Using my faithful laptop, I have searched, pondered and procured the following menu:
Brisket with a secret ingredient I refuse to reveal until the big Thursday Showdown Moment:
Creamy Garlic Mashed Potatoes
Whipped sweet potatoes with bananas and honey
Roasted Brussels Sprouts and Shallots With Balsamic Vinegar
Fall Corn Pudding with White Cheddar and Thyme
And the piece de resistance: Apple Mince Pie in a cast iron skillet
Unfortunately the fruit cake recipe I found takes more than a week to set up so it’s waiting for Christmas
All right, I know you hate fruitcake, but I don’t. This is the best fruitcake I have ever eaten. Unfortunately, making this is a real pain in the wazoo.

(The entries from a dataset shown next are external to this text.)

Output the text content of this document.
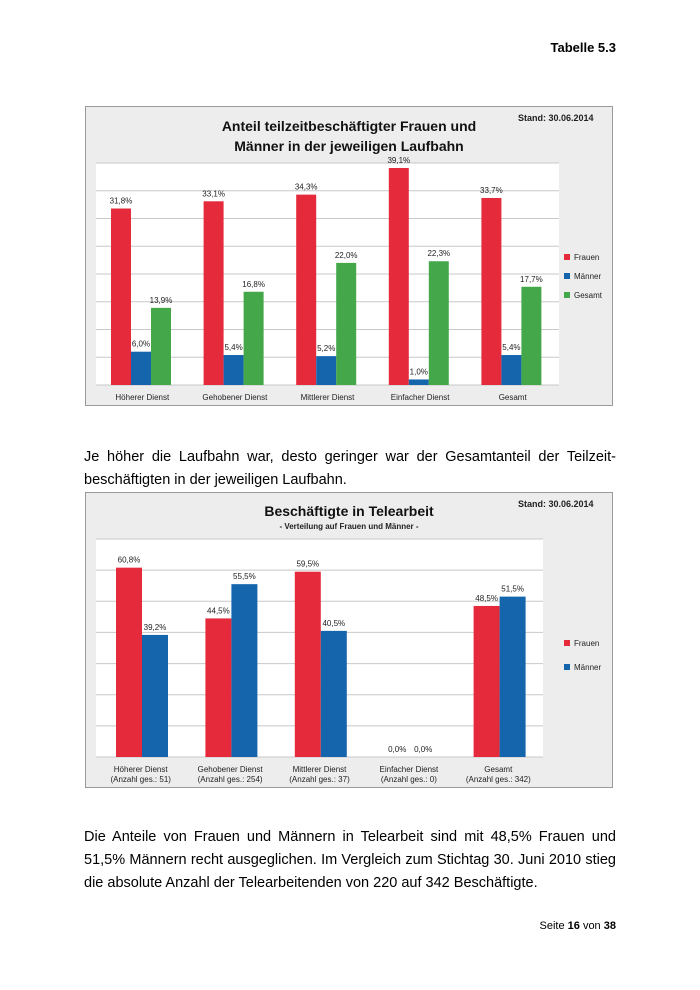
Tabelle 5.3
Anteil teilzeitbeschäftigter Frauen und
Männer in der jeweiligen Laufbahn
Stand: 30.06.2014
31,8%
33,1%
34,3%
39,1%
33,7%
6,0%	5,4%	5,2%
1,0%
5,4%
13,9%
16,8%
22,0%	22,3%
17,7%
Höherer Dienst	Gehobener Dienst	Mittlerer Dienst	Einfacher Dienst	Gesamt
Frauen
Männer
Gesamt

Je höher die Laufbahn war, desto geringer war der Gesamtanteil der Teilzeit-beschäftigten in der jeweiligen Laufbahn.

Beschäftigte in Telearbeit
- Verteilung auf Frauen und Männer -
Stand: 30.06.2014
60,8%
44,5%
59,5%
0,0%
48,5%
39,2%
55,5%
40,5%
0,0%
51,5%
Höherer Dienst
(Anzahl ges.: 51)
Gehobener Dienst
(Anzahl ges.: 254)
Mittlerer Dienst
(Anzahl ges.: 37)
Einfacher Dienst
(Anzahl ges.: 0)
Gesamt
(Anzahl ges.: 342)
Frauen
Männer

Die Anteile von Frauen und Männern in Telearbeit sind mit 48,5% Frauen und 51,5% Männern recht ausgeglichen. Im Vergleich zum Stichtag 30. Juni 2010 stieg die absolute Anzahl der Telearbeitenden von 220 auf 342 Beschäftigte.

Seite 16 von 38
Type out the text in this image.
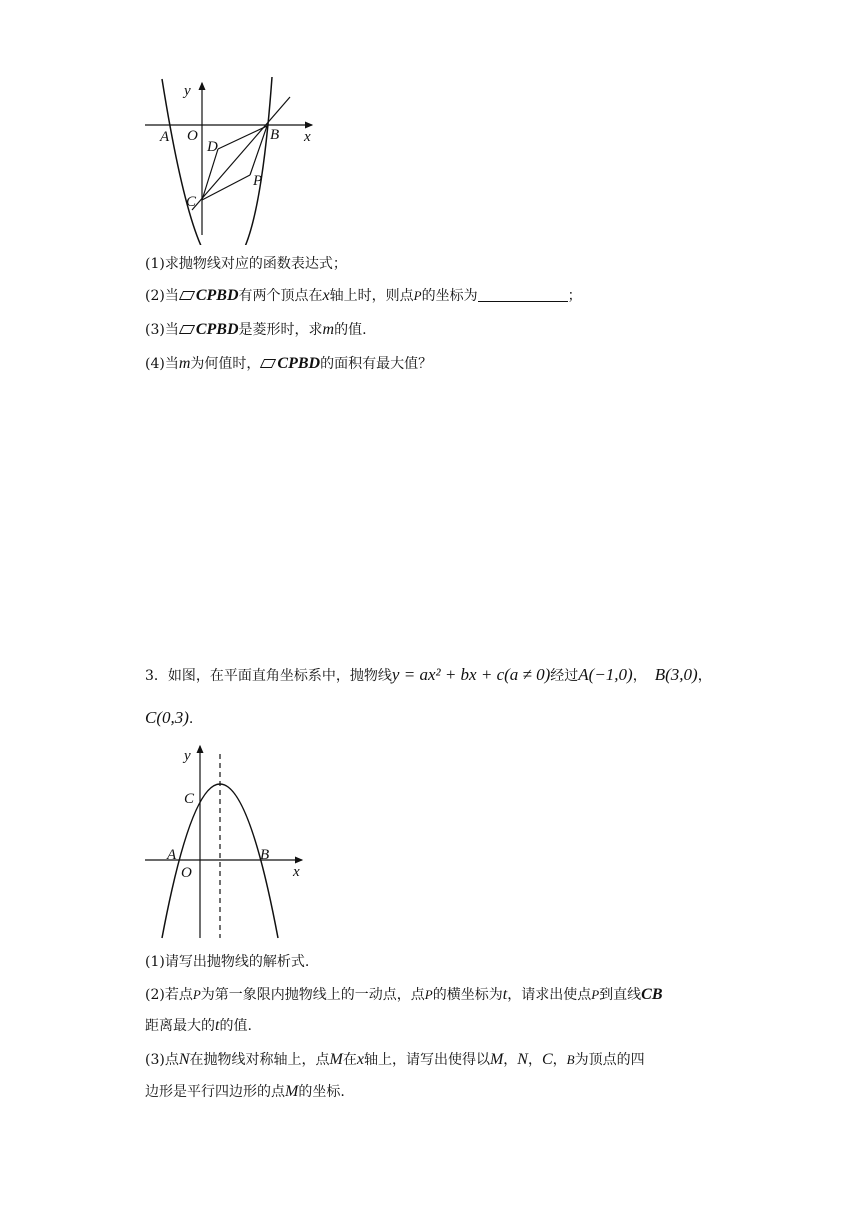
y
x
O
A	B
C
D
P
(1)求抛物线对应的函数表达式；
(2)当 CPBD有两个顶点在x轴上时，则点P的坐标为	；
(3)当 CPBD是菱形时，求m的值.
(4)当m为何值时， CPBD的面积有最大值？
3．如图，在平面直角坐标系中，抛物线y = ax² + bx + c(a ≠ 0)经过A(−1,0)， B(3,0)，
C(0,3).
y
x
O
A	B
C
(1)请写出抛物线的解析式.
(2)若点P为第一象限内抛物线上的一动点，点P的横坐标为t，请求出使点P到直线CB
距离最大的t的值.
(3)点N在抛物线对称轴上，点M在x轴上，请写出使得以M，N，C，B为顶点的四
边形是平行四边形的点M的坐标.
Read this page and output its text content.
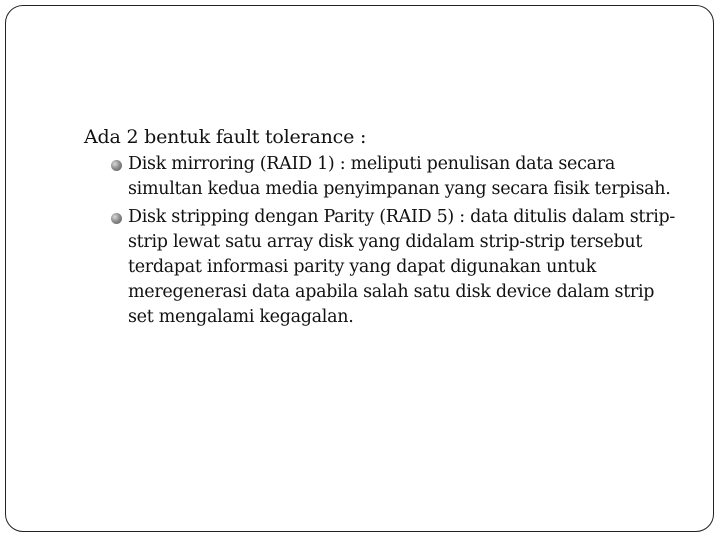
Ada 2 bentuk fault tolerance :
Disk mirroring (RAID 1) : meliputi penulisan data secara simultan kedua media penyimpanan yang secara fisik terpisah.
Disk stripping dengan Parity (RAID 5) : data ditulis dalam strip-strip lewat satu array disk yang didalam strip-strip tersebut terdapat informasi parity yang dapat digunakan untuk meregenerasi data apabila salah satu disk device dalam strip set mengalami kegagalan.
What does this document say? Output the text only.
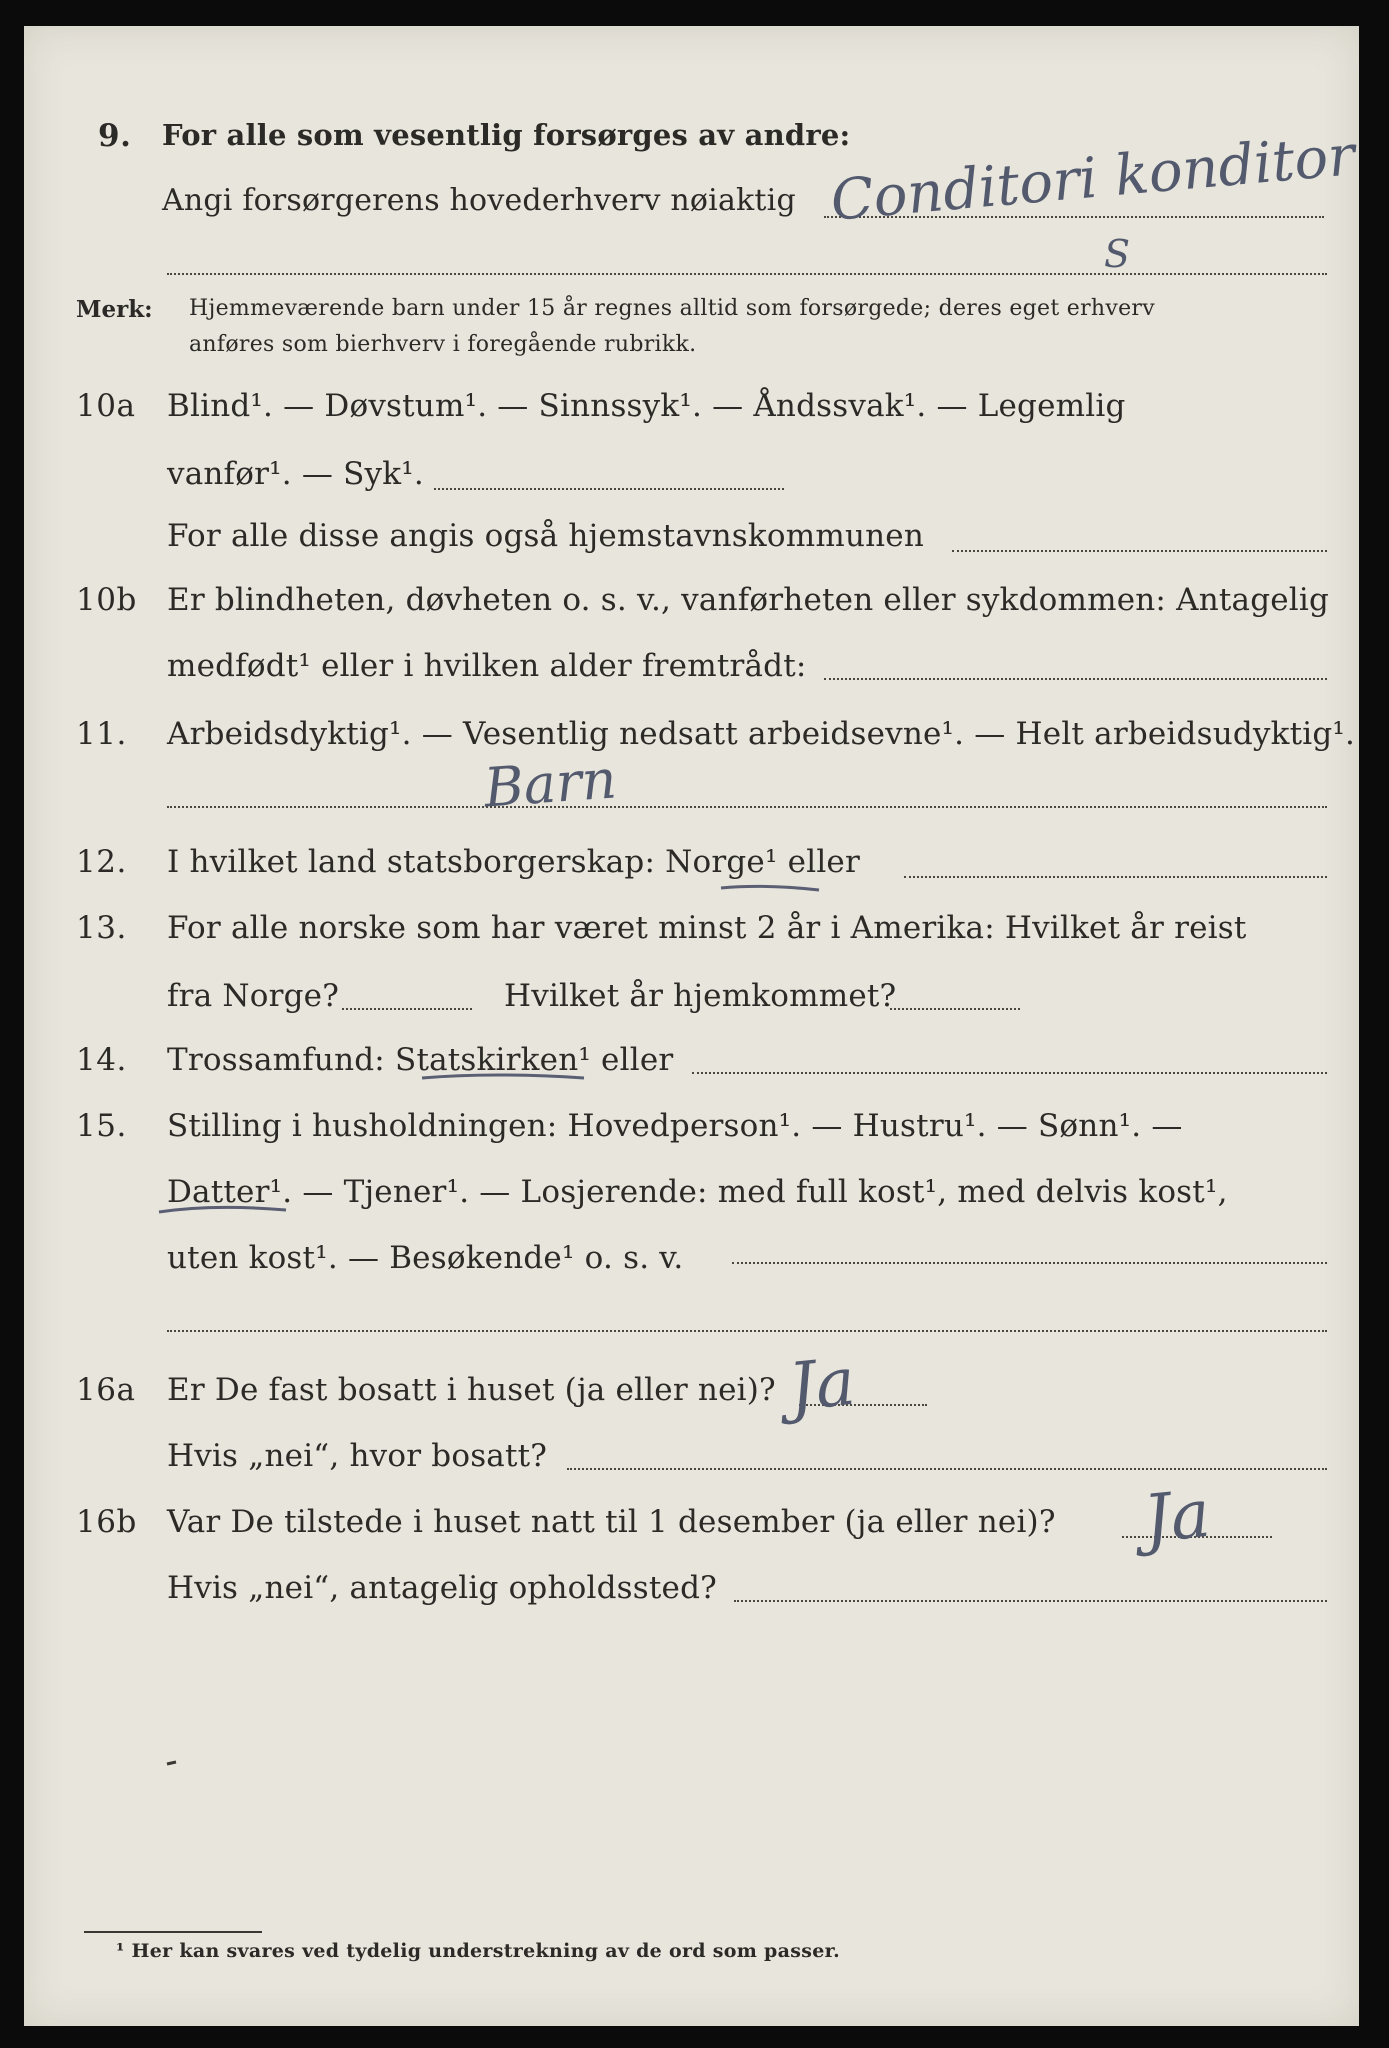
9. For alle som vesentlig forsørges av andre:
Angi forsørgerens hovederhverv nøiaktig Conditori konditor
S
Merk: Hjemmeværende barn under 15 år regnes alltid som forsørgede; deres eget erhverv
anføres som bierhverv i foregående rubrikk.
10a Blind¹. — Døvstum¹. — Sinnssyk¹. — Åndssvak¹. — Legemlig
vanfør¹. — Syk¹.
For alle disse angis også hjemstavnskommunen
10b Er blindheten, døvheten o. s. v., vanførheten eller sykdommen: Antagelig
medfødt¹ eller i hvilken alder fremtrådt:
11. Arbeidsdyktig¹. — Vesentlig nedsatt arbeidsevne¹. — Helt arbeidsudyktig¹.
Barn
12. I hvilket land statsborgerskap: Norge¹ eller
13. For alle norske som har været minst 2 år i Amerika: Hvilket år reist
fra Norge?	Hvilket år hjemkommet?
14. Trossamfund: Statskirken¹ eller
15. Stilling i husholdningen: Hovedperson¹. — Hustru¹. — Sønn¹. —
Datter¹. — Tjener¹. — Losjerende: med full kost¹, med delvis kost¹,
uten kost¹. — Besøkende¹ o. s. v.
16a Er De fast bosatt i huset (ja eller nei)? Ja
Hvis „nei“, hvor bosatt?
16b Var De tilstede i huset natt til 1 desember (ja eller nei)? Ja
Hvis „nei“, antagelig opholdssted?
¹ Her kan svares ved tydelig understrekning av de ord som passer.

I last made it in 1999 as kind of an end-of-millennium effort.
2 pounds mixed glazed fruit (pineapple, orange peel, lemon peel, citron, etc.)
1 pound raisins
1/2 pound golden raisins
1/2 pound currants
1/2 pound glazed cherries (I skipped these.)
1/2 pound chopped figs
1/2 pound chopped dates
1 quart Jack Daniels
2 cups chopped walnuts (I increased the walnuts to 4 cups.)
1/4 pound unsalted butter
2 cups sugar (I used dark brown sugar.)
1/4 teaspoon cinnamon
1/4 teaspoon nutmeg
1/8 teaspoon ground cloves
3 ounces unsweetened chocolate, grated (I substituted 9 tablespoons dutch process cocoa and 3 tablespoons cooking oil. I suppose you could increase the butter and leave out the oil.)
6 eggs, beaten (I didn’t beat the eggs.)
1-1/2 cups flour
1/2 teaspoon baking soda
3/4 cup Myers Dark rum (I used 2 T per cake.)
Combine all of the fruits in a very large non-aluminum bowl and mix well. Add the Jack Daniels and toss together. Cover and set aside in a cool spot for a week. Stir the fruit every other day.
Mix the nuts with the fruit.
Cream the butter and gradually add the sugar. Add the spices and chocolate, and beat until well combined. Gradually add the eggs, and beat until mixed. (I added the eggs, unbeaten, one at a time to the creamed shortening/sugar mixture.) Sift together the flour and baking soda. Remove 1/2 cup of the flour mixture and set aside. Combine the remaining flour with the chocolate mixture, and fold together with a large spatula to form a thick batter. (I added the flour to the creamed mixture in three additions, folding the flour in until all of the streaks disappeared.)
Drain the fruit in a colander (save the squeezin’s for ice cream), then squeeze to remove most of the liquid. Combine the fruit with the reserved flour and toss well. Then mix into the chocolate batter, mixing with your hands until everything is well combined. (I slowly poured the batter over the fruit, and mixed it in with my hands. This is when it’s really good to have another person help you.)
Butter and line loaf pans with baking parchment. (Pan spray and wax paper work just fine.) Fill the lined pans about 3/4 full with the cake batter. Bake in a 275 F oven until test done with a toothpick. Small cakes need 1-1/2 hours to 2 hours. Larger cakes require as much as 3 to 4 hours.
Cool the cakes in their baking pans until just warm to the touch. Then pour 1/4 cup of the rum evenly over each cake. When the liquor has been absorbed, remove the cake from the pan (leave the parchment on the cake). Wrap in a double layer of aluminum foil. (I removed the wax paper, then wrapped the cakes in plastic wrap, after which I wrapped the cakes in aluminum foil.) Store in airtight tins for at least four weeks.
The Millennium Edition yielded 6 small cakes that were baked in 1 quart pans. The recipe should yield 4 large cakes baked in 1-1/2 quart pans. The results were delicious. Ron, who doesn’t eat sweet stuff loved this recipe.
I believe Lietta is scared, worried and nervous.